Праздник последнего помола

…В памяти всплывает то, что я видел своими глазами: как люди покидали Мокловоды.

Было последнее воскресенье мая тысяча девятьсот пятьдесят восьмого года. Приближался час, когда я должен был проститься с Мокловодами и возвратиться в город. Я знал, что дорог каждый день, да не ведал, что любому дню нет цены. Не ведал в те года, когда такое знание было бы для меня самым важным и самым полезным. Я не знал подлинной цены времени. Умел беречь тело от усталости, разум от изнурения, считал деньги, а время всегда оставалось на последнем месте. А надо бы, чтобы стояло на первом, однако понял я это только теперь. Усталость как рукой снимет, если хорошо отдохнешь, утраченные деньги можно вернуть, время же не вернется никогда…

Последний день, может быть даже последние мои часы на мокловодовской земле, а я, не испытывая в сердце тревоги, стою на берегу Сулы у водяной мельницы, которая шевелит тяжелыми лопастями, едва-едва приподнимая их.

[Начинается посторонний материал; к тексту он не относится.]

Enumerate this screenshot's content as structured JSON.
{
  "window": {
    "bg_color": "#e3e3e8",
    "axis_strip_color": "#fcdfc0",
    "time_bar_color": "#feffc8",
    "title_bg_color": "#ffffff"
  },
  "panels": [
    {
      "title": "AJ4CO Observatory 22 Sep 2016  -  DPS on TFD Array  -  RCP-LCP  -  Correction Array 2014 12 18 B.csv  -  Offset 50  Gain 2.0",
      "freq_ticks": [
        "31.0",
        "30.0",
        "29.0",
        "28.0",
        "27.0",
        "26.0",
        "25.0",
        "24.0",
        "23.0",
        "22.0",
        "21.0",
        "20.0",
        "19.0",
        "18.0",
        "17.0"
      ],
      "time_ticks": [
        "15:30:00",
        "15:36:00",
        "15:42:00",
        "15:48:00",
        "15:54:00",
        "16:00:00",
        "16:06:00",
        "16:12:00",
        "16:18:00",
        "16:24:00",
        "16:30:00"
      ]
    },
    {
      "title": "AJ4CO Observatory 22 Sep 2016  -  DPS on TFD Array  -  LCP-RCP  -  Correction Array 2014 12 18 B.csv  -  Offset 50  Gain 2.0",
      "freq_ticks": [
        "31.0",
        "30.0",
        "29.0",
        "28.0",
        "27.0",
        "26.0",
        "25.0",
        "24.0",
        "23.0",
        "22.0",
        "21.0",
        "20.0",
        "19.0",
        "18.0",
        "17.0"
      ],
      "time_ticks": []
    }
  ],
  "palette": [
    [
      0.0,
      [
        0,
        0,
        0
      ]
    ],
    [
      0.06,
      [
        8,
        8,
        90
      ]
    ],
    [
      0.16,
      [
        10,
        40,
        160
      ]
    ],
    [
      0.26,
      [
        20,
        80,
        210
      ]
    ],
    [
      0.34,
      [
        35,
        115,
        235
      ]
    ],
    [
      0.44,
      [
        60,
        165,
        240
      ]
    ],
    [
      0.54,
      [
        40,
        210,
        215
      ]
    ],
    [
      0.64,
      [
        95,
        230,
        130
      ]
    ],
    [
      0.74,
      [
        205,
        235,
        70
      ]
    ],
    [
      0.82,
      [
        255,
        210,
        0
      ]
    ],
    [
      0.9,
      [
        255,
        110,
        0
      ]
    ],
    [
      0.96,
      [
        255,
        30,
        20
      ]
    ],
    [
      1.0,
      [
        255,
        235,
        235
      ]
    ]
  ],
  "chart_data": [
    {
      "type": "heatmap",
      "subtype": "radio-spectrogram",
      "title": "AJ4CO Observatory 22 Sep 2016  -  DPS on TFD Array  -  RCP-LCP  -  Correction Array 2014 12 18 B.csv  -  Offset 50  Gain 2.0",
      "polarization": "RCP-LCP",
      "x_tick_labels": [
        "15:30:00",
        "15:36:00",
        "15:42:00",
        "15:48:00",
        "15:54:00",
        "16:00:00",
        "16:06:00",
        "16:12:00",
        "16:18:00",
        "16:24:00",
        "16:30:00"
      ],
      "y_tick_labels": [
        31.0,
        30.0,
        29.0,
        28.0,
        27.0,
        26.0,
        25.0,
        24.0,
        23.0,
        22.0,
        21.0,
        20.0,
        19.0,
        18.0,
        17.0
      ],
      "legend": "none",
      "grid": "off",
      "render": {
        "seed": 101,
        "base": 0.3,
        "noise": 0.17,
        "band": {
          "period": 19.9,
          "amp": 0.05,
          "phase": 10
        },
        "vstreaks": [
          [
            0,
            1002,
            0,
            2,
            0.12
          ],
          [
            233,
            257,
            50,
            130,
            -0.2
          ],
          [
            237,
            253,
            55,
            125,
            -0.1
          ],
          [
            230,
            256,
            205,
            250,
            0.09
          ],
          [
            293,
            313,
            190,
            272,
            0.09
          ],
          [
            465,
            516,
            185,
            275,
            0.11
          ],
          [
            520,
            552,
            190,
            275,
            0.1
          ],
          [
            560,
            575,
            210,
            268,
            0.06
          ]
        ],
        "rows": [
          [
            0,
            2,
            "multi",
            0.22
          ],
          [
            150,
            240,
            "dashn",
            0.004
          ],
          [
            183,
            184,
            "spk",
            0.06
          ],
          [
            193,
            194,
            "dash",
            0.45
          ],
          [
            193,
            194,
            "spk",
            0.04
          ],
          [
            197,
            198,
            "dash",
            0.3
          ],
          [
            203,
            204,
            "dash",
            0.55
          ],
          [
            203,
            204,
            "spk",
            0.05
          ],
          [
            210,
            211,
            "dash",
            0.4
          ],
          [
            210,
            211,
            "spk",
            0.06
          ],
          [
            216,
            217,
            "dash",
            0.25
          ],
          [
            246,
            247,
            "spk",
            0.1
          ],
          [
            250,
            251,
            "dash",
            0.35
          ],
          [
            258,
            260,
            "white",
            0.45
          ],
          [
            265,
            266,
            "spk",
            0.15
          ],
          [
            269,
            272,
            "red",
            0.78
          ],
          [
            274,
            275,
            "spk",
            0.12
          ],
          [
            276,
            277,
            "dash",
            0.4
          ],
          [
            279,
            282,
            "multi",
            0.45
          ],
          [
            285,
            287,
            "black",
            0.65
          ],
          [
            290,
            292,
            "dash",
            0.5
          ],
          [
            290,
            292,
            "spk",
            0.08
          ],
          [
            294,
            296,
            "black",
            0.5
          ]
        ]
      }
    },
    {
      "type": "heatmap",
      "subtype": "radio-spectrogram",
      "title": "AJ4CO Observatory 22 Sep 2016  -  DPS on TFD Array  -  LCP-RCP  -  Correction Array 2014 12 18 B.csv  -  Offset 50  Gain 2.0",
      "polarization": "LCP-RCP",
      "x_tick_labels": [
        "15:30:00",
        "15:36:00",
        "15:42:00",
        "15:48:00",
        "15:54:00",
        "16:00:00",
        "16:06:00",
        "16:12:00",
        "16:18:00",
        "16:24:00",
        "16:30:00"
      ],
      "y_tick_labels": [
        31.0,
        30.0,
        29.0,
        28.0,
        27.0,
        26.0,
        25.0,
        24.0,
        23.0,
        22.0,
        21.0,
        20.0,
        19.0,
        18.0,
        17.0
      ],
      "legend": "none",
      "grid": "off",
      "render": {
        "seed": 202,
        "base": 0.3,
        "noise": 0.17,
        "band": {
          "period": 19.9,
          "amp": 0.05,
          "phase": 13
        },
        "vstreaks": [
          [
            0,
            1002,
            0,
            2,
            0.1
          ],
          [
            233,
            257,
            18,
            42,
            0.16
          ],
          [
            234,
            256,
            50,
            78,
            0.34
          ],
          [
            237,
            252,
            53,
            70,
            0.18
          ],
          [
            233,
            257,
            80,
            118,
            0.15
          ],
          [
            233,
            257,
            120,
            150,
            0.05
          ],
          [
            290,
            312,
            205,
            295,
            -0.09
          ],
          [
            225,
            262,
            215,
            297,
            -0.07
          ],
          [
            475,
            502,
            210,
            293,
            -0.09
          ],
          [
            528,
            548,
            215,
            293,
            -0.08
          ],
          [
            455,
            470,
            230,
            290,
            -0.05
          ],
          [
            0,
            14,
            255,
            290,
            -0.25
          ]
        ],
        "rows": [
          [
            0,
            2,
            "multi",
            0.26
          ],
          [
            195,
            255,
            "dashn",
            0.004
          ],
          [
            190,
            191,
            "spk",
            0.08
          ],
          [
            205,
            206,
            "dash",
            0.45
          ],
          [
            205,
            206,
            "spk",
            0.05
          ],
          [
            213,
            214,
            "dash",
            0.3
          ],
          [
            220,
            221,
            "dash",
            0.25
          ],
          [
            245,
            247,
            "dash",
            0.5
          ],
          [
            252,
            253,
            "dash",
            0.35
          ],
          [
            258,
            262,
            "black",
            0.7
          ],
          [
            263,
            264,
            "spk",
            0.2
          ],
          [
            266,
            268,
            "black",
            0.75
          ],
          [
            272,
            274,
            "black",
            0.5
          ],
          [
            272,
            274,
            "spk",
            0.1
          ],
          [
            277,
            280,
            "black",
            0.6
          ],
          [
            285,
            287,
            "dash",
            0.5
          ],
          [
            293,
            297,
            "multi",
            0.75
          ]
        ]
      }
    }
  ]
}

До сих пор висят на мельнице стенные ходики. Неизвестно, кто и когда повесил их здесь. Циферблат выкрашен в нелиняющий розовый цвет, друг против друга — два белых петуха. Бывало, ходики совсем останавливались. Тогда мельник брал серое перышко от дикой гусыни (именно такое перышко, если его сунуть в отверстие, доставало до всех уголков механизма) и смазывал их керосином. Ходики шли, громко тикали на все помещение, но со временем все больше сбивались с точного хода: сначала убегали далеко вперед, потом начали отставать. Чтобы ускорить их ход, кто-то посоветовал Сидору привесить к гире бутылку с водой, и это немного помогло: они шли без маятника, лишь где-то внутри щелкали, производя какой-то судорожный, лихорадочный звук.

Вчера весь день, да и сегодня спозаранку Охмала сбивал и чинил короб: совсем рассыпался. И хотя знал, что в эти дни никто не принесет к нему молоть зерно, залатал все дыры и дырки свежими дощечками, затем вымел пыль из углов, обмел веником мучную паутину на стенах и на потолке, даже наковал камень, то есть сделал в нем бороздки, по которым стекает мука. Словом, все привел в порядок, хотя, по правде говоря, зачем теперь сберегать мельницу в целости и сохранности, куда с нею деваться, если переселение на носу. Разбирать толку нет, а по воде далеко не сплавишь — тоже без толку: Мокловоды-то переносят в степь, где нет реки…

Вот допадает из короба мука от последней засыпанной яровой пшеницы — и на галушки можно эту муку, и на вареники, — перевезут помол на левый берег, и всё, спасибо тебе, бедолага, за верную службу.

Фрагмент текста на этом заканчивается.